Clara Dezcurra toma la pluma y escribe la fecha: "16 de Julio de 1840". Luego, con la

misma letra minúscula y erguida, agrega el encabezamiento: "Querida Juana". Finalmente,

tras alisar el papel que tiene la textura y la consistencia del hojaldre, embebe la pluma en la

tinta negra, y redacta: "Ayer decidí cambiar el método que siempre utilizamos. Quise darle

a mis chicos una alternativa diferente que los arrancara de la enseñanza rutinaria. Esta vez,

en la clase de Habla Hispana, dejé de lado nuestra clásica composición 'Voyage autour de

mon bureau' y quise sorprenderlos con algo propio, conocido, cercano. Fue entonces

cuando les propuse escribir sobre 'La Vaca'."

Clara Dezcurra no lo sabe, pero ha introducido un hábito de escritura que será, luego, por

décadas, indicador y modelo en las escuelas criollas.
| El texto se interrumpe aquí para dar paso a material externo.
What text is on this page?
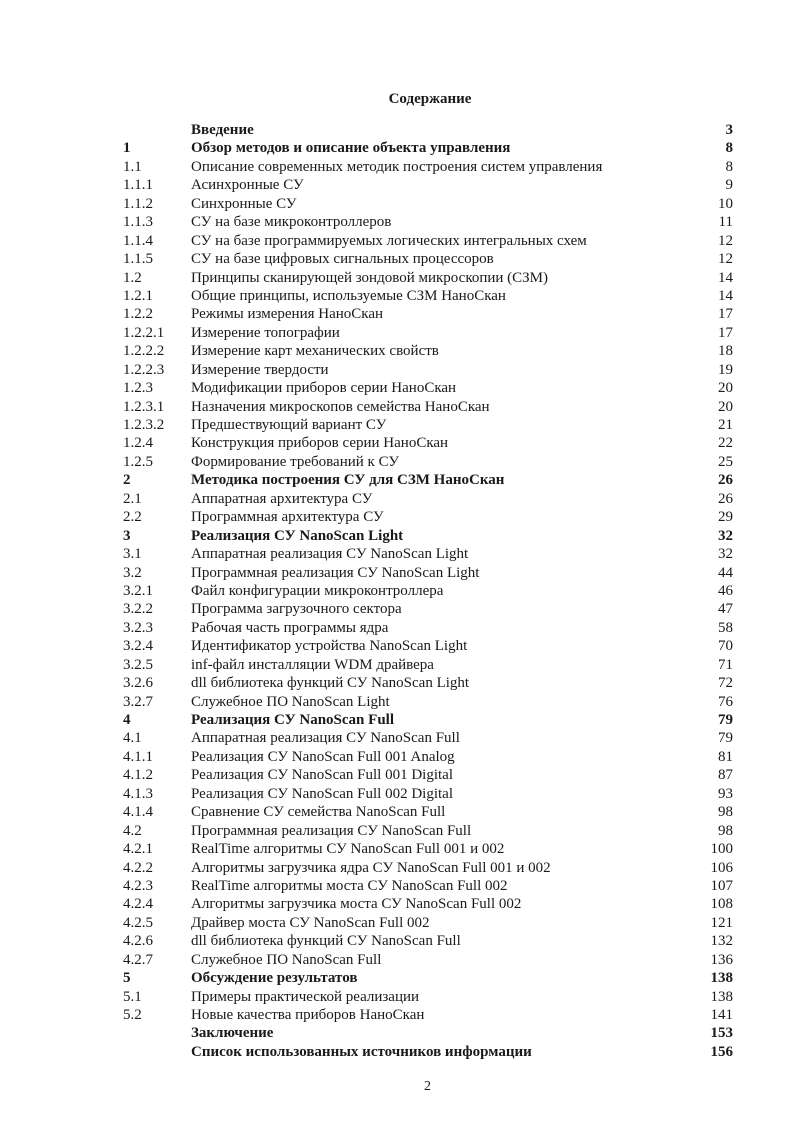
Содержание
Введение	3
1	Обзор методов и описание объекта управления	8
1.1	Описание современных методик построения систем управления	8
1.1.1	Асинхронные СУ	9
1.1.2	Синхронные СУ	10
1.1.3	СУ на базе микроконтроллеров	11
1.1.4	СУ на базе программируемых логических интегральных схем	12
1.1.5	СУ на базе цифровых сигнальных процессоров	12
1.2	Принципы сканирующей зондовой микроскопии (СЗМ)	14
1.2.1	Общие принципы, используемые СЗМ НаноСкан	14
1.2.2	Режимы измерения НаноСкан	17
1.2.2.1 Измерение топографии	17
1.2.2.2 Измерение карт механических свойств	18
1.2.2.3 Измерение твердости	19
1.2.3	Модификации приборов серии НаноСкан	20
1.2.3.1 Назначения микроскопов семейства НаноСкан	20
1.2.3.2 Предшествующий вариант СУ	21
1.2.4	Конструкция приборов серии НаноСкан	22
1.2.5	Формирование требований к СУ	25
2	Методика построения СУ для СЗМ НаноСкан	26
2.1	Аппаратная архитектура СУ	26
2.2	Программная архитектура СУ	29
3	Реализация СУ NanoScan Light	32
3.1	Аппаратная реализация СУ NanoScan Light	32
3.2	Программная реализация СУ NanoScan Light	44
3.2.1	Файл конфигурации микроконтроллера	46
3.2.2	Программа загрузочного сектора	47
3.2.3	Рабочая часть программы ядра	58
3.2.4	Идентификатор устройства NanoScan Light	70
3.2.5	inf-файл инсталляции WDM драйвера	71
3.2.6	dll библиотека функций СУ NanoScan Light	72
3.2.7	Служебное ПО NanoScan Light	76
4	Реализация СУ NanoScan Full	79
4.1	Аппаратная реализация СУ NanoScan Full	79
4.1.1	Реализация СУ NanoScan Full 001 Analog	81
4.1.2	Реализация СУ NanoScan Full 001 Digital	87
4.1.3	Реализация СУ NanoScan Full 002 Digital	93
4.1.4	Сравнение СУ семейства NanoScan Full	98
4.2	Программная реализация СУ NanoScan Full	98
4.2.1	RealTime алгоритмы СУ NanoScan Full 001 и 002	100
4.2.2	Алгоритмы загрузчика ядра СУ NanoScan Full 001 и 002	106
4.2.3	RealTime алгоритмы моста СУ NanoScan Full 002	107
4.2.4	Алгоритмы загрузчика моста СУ NanoScan Full 002	108
4.2.5	Драйвер моста СУ NanoScan Full 002	121
4.2.6	dll библиотека функций СУ NanoScan Full	132
4.2.7	Служебное ПО NanoScan Full	136
5	Обсуждение результатов	138
5.1	Примеры практической реализации	138
5.2	Новые качества приборов НаноСкан	141
Заключение	153
Список использованных источников информации	156
2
En realidad, poco y nada decía para sus alumnos la temática de la anterior composicióntipo,

"Voyage autour de mon bureau" ("Viaje en derredor de mi pupitre") impuesta por el

maestro modernista francés Alphonse Chateauvieux a fines de 1815. La escuela de Clara

Dezcurra, apenas un simple salón de tierra apisonada, no tiene pupitres, ni bancos, ni

siquiera sillas. Los alumnos se apretujan sentándose en rejas de arado, tocones de ceiba o

simples calaveras de vaca que relucen como si fuesen de mármol. La calavera de vaca es el

asiento más fácil de conseguir, el más frecuente, porque la escuela nocturna de la señora

Dezcurra es, durante el día, un matadero clandestino.

Clara humedece con la saliva de su lengua el reborde pringoso de la tapa del sobre donde

ha metido la carta. Lo cierra y luego, aprovechando el calor del candil que la alumbra

malamente, derrite casi un centímetro de lacre sobre el vértice de la juntura. Le llega, desde

afuera, el olor pesado que viene desde el saladero de cueros, el tufo casi irrespirable a

pescado podrido de la costa, y el mugido profundo de algún animal que ha olfateado,

quizás, el aroma premonitorio de la sangre.
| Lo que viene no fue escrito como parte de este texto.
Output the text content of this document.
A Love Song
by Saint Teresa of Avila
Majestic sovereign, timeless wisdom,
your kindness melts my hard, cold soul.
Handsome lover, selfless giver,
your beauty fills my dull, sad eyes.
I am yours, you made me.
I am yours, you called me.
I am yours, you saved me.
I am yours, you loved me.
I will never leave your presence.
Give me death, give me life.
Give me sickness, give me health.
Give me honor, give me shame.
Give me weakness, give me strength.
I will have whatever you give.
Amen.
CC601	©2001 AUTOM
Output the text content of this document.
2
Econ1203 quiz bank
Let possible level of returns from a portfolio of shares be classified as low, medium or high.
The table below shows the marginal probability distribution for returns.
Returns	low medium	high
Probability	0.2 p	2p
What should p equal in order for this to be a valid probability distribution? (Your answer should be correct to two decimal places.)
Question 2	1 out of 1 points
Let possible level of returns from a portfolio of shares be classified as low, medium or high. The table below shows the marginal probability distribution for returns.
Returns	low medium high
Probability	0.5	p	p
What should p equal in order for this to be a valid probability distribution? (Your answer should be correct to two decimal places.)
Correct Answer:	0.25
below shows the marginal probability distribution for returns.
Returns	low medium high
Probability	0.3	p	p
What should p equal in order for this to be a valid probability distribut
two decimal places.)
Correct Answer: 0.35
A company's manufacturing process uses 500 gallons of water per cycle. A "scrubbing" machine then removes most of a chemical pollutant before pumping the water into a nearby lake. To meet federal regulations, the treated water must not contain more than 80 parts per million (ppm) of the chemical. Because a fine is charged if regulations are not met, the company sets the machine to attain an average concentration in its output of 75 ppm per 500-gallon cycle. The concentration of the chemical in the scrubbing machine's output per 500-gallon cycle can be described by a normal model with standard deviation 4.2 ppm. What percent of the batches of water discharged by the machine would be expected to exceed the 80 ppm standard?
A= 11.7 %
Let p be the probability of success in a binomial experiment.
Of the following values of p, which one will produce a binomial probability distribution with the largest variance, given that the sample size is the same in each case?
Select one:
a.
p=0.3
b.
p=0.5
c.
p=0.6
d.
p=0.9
La escuela ni siquiera está en el centro de Buenos Aires. Ahí, frente al portalón de la Iglesia

de los Cordeleros, como se lo había prometido don Juan Lezica, cuando era alguacil

segundo del Municipio, para luego decirle que, aquello, era imposible. El episcopado, o,

mejor dicho, el obispo Alcides Melgarejo, le había recordado a Rosas que no debían

permitirse escuelas ni queserías en las proximidades de los templos. Y entonces le habían

dado a Clara ese quincho --porque de otra forma no se lo podía denominar-- cerca de los

corrales de Mataderos, a metros de la puerta de Santa Brígida, detrás del saladero de don

Felipe Echenaugucía. Y la escuela era nocturna. Y los "chicos", como ella los denominaba,

eran ya gente grande: puesteros de los corrales, matarifes, carreros cachapeceros, pero muy

especialmente, federales. Hombres de la Santa Federación que llegaban a clase luciendo la

divisa punzó, mazorqueros que, en el primer día de clase, habían degollado a un negro por

robarse una goma de borrar.

Clara, todas las tardes, mientras escucha dar las siete en el carrillón de la Merced, baldea el

piso para quitar los oscuros cuajarones de sangre que quedan de la actividad del frigorífico

clandestino, y echa hacia los potreros las reses que no han sido aún sacrificadas. Espera, en

tanto, desde el Alto Perú, la respuesta de Juana, su compañera de promoción. Intuye que su

puesto al frente de la precaria escuela peligra. Sin ella saberlo, ha permitido la inscripción

de más de un unitario. Algunos le han confesado su condición, como Juan José Losada.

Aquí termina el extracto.